Por Danilo Queiroz e Amanda Audi
Edição Mariama Correia
Durante anos, o professor Marcel Couto frequentou o centro de São Paulo para conversar com pessoas transgêneras, travestis e não binárias que precisavam de incentivo para concluir a educação formal. Em 2015, ele criou o cursinho popular Transformação, que oferece alfabetização, cursos técnicos, profissionalizantes e preparatórios para o vestibular, com foco neste público. Mais de 100 pessoas já passaram pelo cursinho e sete conseguiram entrar na faculdade – todas em instituições privadas. “Ainda há uma dificuldade muito grande no acesso à educação superior, especialmente em instituições públicas”, diz Couto. “Pouca pessoas trans e travestis conseguem entrar na universidade. Menos ainda conseguem permanecer.”

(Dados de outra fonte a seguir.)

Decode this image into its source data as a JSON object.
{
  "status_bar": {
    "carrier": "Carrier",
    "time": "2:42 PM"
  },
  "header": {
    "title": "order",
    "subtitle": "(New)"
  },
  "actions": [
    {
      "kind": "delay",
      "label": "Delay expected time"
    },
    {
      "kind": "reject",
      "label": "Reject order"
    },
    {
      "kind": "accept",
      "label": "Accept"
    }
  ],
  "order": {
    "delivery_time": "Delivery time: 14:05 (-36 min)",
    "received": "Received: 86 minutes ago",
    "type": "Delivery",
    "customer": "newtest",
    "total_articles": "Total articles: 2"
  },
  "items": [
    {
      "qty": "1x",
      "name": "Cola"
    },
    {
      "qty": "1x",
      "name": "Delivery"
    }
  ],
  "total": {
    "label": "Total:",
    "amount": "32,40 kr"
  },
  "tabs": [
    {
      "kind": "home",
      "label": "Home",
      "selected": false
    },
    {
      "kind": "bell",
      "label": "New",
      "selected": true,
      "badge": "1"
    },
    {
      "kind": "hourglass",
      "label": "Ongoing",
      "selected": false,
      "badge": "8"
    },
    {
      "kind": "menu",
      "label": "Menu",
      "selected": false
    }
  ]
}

Apenas duas das 27 universidades federais das capitais brasileiras reservam cotas para pessoas trans, travestis e não binárias, de acordo com levantamento feito pela Agência Pública. A Universidade Federal da Bahia (UFBA) adotou o sistema em 2019, e a de Santa Catarina (UFSC) no ano passado. A Universidade Federal de São Paulo (Unifesp), a Universidade Federal de Sergipe (UFS) e a Universidade de Rondônia (Unir) estão em fase de implantação, que deve começar no processo seletivo deste ano para ingressantes em 2025.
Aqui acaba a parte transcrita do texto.